The Yankees loaded the bases, then got one run on an Aaron Judge single, two on a Luke Voit single on a smash that CF Mallex Smith tried to catch at the wall, then another on an infield single.

"I'm pretty sure it ticked off my glove," Smith said. "Just missed it."

The homer was Pham's 21st of the season between the Rays and the Cardinals and extended his career-best on-base streak to 28 games, the longest current such run in the majors.

The victory was the Rays' 88th of the season, needing to win two of their remaining four games to get to 90. It evened the season series with the Yankees 9-9, heading into Thursday's matinee finale.

"We needed every run," Smith said. "That team don't give up, and neither do we.

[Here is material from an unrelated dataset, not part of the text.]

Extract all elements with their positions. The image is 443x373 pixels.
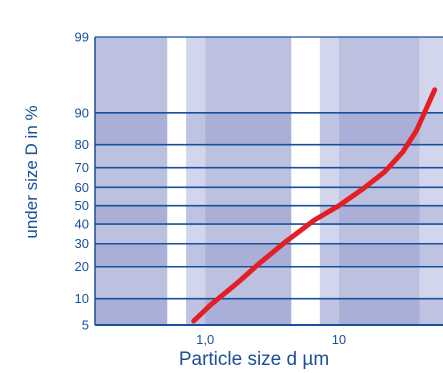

That was just a game where you saw it happen on both sides."

RHP Ryne Stanek, who had done so well as the primary opener getting the first 3-6 outs, instead put the Rays in a hole, allowing a leadoff single, a two-out walk and a three-run homer to Neil Walker. But the Rays got it all back on three hits, a walk, a hit batter and a throwing error by Yankees starter Tanaka.

"Those guys are certainly playing for a lot right now with the homefield advantage (in the AL wild-card game), and I like the way we came out and played," Cash said. "We showed that we were playing for a lot to get down 3-0 and get right back in against Tanaka, a really good pitcher, shows a lot."

RHP Yonny Chirinos got the win for four innings of relief, including a big double play ball he got from Giancarlo Stanton. "Yonny is gaining some invaluable experience, especially in this atmosphere," Cash said.

Romo notched his 24th save, the first pitcher in Rays history to get a save after allowing four or more runs, and the first in the majors to do so in an outing of 1 1/3 innings or less since Seattle's Mike Timlin in 1998.

Goodbye to a guru

After 18 years of shaping, guiding and coaching pitchers throughout all levels of the Rays organization, former big-leaguer Dick Bosman is retiring. Bosman, 74, joined the Rays in 2001, having served previously as the pitching coach for the Orioles and Rangers, and pitching parts of 11 seasons in the majors, leading the American League with a 2.19 ERA in 1969 and throwing a no-hitter for the Indians in 1974.

"It's time,'' Bosman said. "It was with a great deal of satisfaction that I announced my retirement. We did some great things with Tampa Bay, things that will stand the test of time.''

Bosman was known, among other things, for teaching pitchers how to control the running game and took great pride in that aspect of the game. Among many pitchers he had a hand in developing were James Shields, Wade Davis, Jake McGee, Jeremy Hellickson, Alex Cobb and prospect Brent Honeywell.

Bosman plans to spend time traveling with his wife and playing golf, which he was doing Wednesday. He said he'll likely take the Rays up on the offer of a first pitch next spring. "Emotionally by then I could probably do it.''

Making his pitch

Longtime Clearwater Central Catholic baseball coach Todd Vaughan has one goal in throwing out the first pitch for Thursday's game: "I just want to hit leather.'' Vaughan is the longest tenured high school coach in Pinellas County, entering his 31st season. He played for CCC's 1979 state championship team and coached the 2002 and 2007 titlists. "It's really more of a tribute to the school and all the teams that we have had here in the past,'' he said.

Miscellany

• RHP Jaime Schultz will take his first turn as a game opener on Thursday, with RHP Austin Pruitt likely to work multiple innings.

* That was the second time the Rays beat the Yankees 8-7; the first was the infamous Game 162 in 2011.

* The game took 3 hours and 52 minutes.

• DH Ji-Man Choi was "fine" after leaving Tuesday's game with a cut on his left ear that required stitches and concussion-like symptoms, with the chance to play Thursday, Cash said.

• RHP Tyler Glasnow will make his final start Friday.

Times staff writer Rodney Page contributed to this report.